09:02 PM | 30 Jun, 2022
In a rare move, Pakistan announces punishment for cruelty against animals
Source: File photo

ISLAMABAD – The Pakistani government on Thursday banned testing and surgeries on live animals at veterinary schools and industrial complexes in the federal capital and announced Rs15,000 fine and jail term for animal rights offenders.

The decision came a few weeks after people expressed their outrage as they discovered that veterinary schools were using live animals, dogs, cats and rabbits, to teach students how to perform incision and stitching.

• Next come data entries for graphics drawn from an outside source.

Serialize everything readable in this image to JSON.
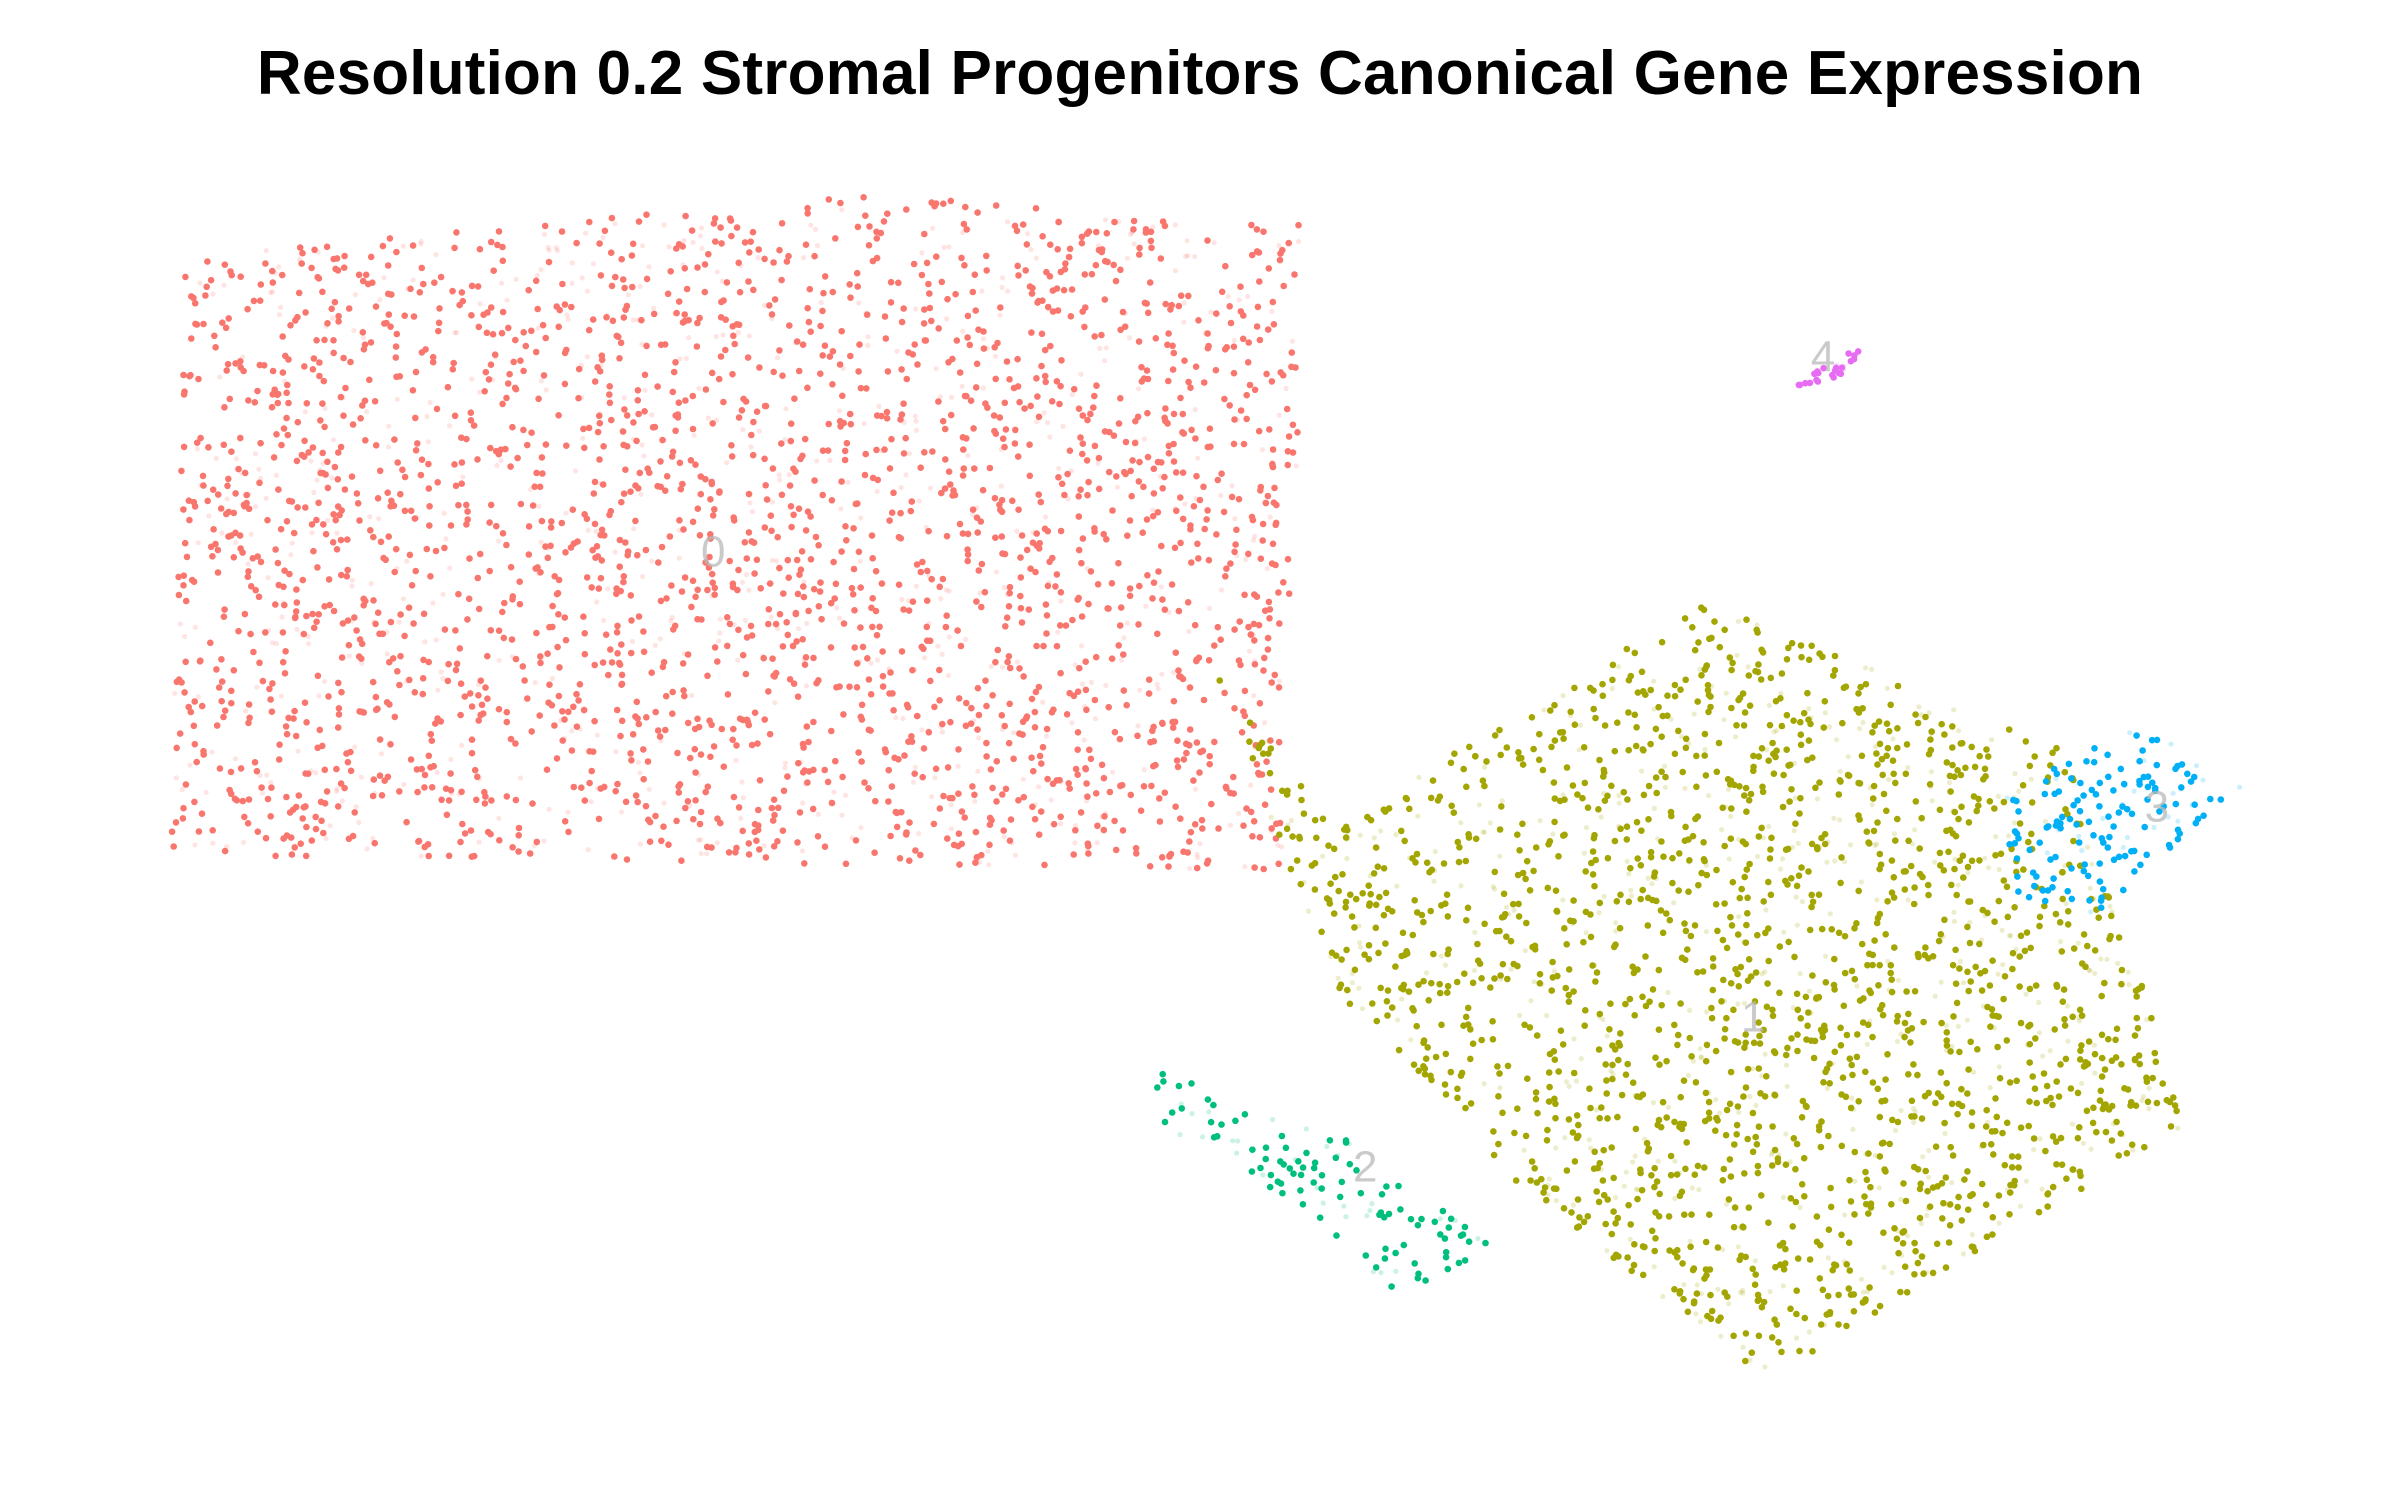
{
  "chart_data": {
    "type": "scatter",
    "title": "Resolution 0.2 Stromal Progenitors Canonical Gene Expression",
    "xlabel": "",
    "ylabel": "",
    "axes_visible": false,
    "grid": false,
    "legend": "none",
    "point_size": "small",
    "series": [
      {
        "cluster_label": "0",
        "color": "#F8766D",
        "approx_points": 3000,
        "region": [
          [
            1.1,
            7.6
          ],
          [
            1.0,
            3.6
          ],
          [
            8.2,
            3.5
          ],
          [
            8.3,
            7.8
          ],
          [
            5.5,
            8.0
          ]
        ],
        "label_position": [
          4.5,
          5.6
        ]
      },
      {
        "cluster_label": "1",
        "color": "#A3A500",
        "approx_points": 2100,
        "region": [
          [
            7.7,
            4.9
          ],
          [
            8.5,
            3.8
          ],
          [
            10.9,
            5.3
          ],
          [
            13.2,
            4.3
          ],
          [
            14.0,
            1.8
          ],
          [
            11.3,
            0.1
          ],
          [
            9.7,
            1.4
          ],
          [
            8.5,
            2.7
          ]
        ],
        "label_position": [
          11.2,
          2.5
        ]
      },
      {
        "cluster_label": "2",
        "color": "#00BF7D",
        "approx_points": 120,
        "region": [
          [
            7.3,
            2.2
          ],
          [
            8.6,
            1.7
          ],
          [
            9.5,
            1.0
          ],
          [
            9.0,
            0.6
          ],
          [
            8.2,
            1.3
          ],
          [
            7.4,
            1.8
          ]
        ],
        "label_position": [
          8.7,
          1.5
        ]
      },
      {
        "cluster_label": "3",
        "color": "#00B0F6",
        "approx_points": 160,
        "region": [
          [
            12.8,
            4.0
          ],
          [
            13.6,
            4.5
          ],
          [
            14.4,
            4.1
          ],
          [
            13.4,
            3.2
          ],
          [
            12.9,
            3.3
          ]
        ],
        "label_position": [
          13.8,
          3.9
        ]
      },
      {
        "cluster_label": "4",
        "color": "#E76BF3",
        "approx_points": 25,
        "region": [
          [
            11.4,
            6.7
          ],
          [
            11.9,
            7.0
          ],
          [
            11.8,
            6.8
          ]
        ],
        "label_position": [
          11.65,
          6.9
        ]
      }
    ]
  }
}
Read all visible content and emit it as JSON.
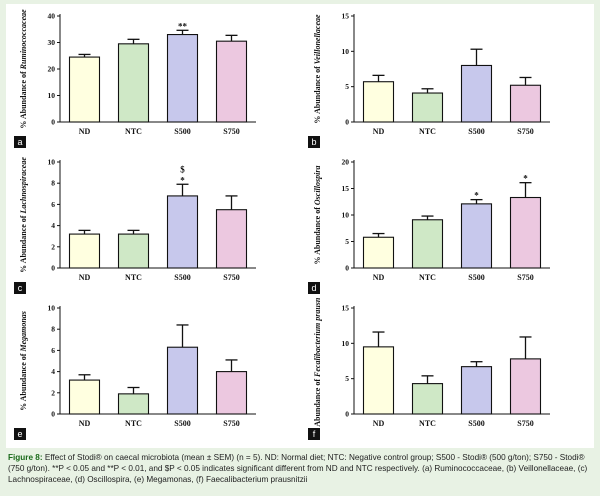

“Live testing of animals in vet colleges and industrial complexes is banned from today in Islamabad Capital Territory,” Prime Minister Shehbaz Sharif’s Strategic Reforms Unit Head Salman Sufi announced during a news conference.

He said the government was introducing amendments to a British-era law to bring about the change, adding a notification had already been issued for the Islamabad region in this connection to ensure animals welfare.

“Amendments for national level law are ready ... The bill will be tabled in the National Assembly during the next session [for debate and approval],” he continued.

Sufi said this was going to be “Pakistan’s first comprehensive animal welfare law” while pointing out the government would also encourage provinces to implement it in their respective territories as well.

He said that citizens would be able to report any act of cruelty toward animals through a hotline, noting that the offenders would face Rs5,000 to Rs15,000 fine along with jail term.

The head of the PM’s strategic reforms unit noted a standard set of guidelines was also going to be announced to regulate pet markets across the country, adding that violators would be fined and their shops could be closed.

Discussing other reforms, Sufi said the government was going to facilitate labourers and professionals who were planning to go abroad by abolishing the protectorate stamp.

“Our labourers and professionals will no more be required to visit the protectorate office physically,” he said. “They remit precious foreign exchange and it is the responsibility of the government and private sector to facilitate them.”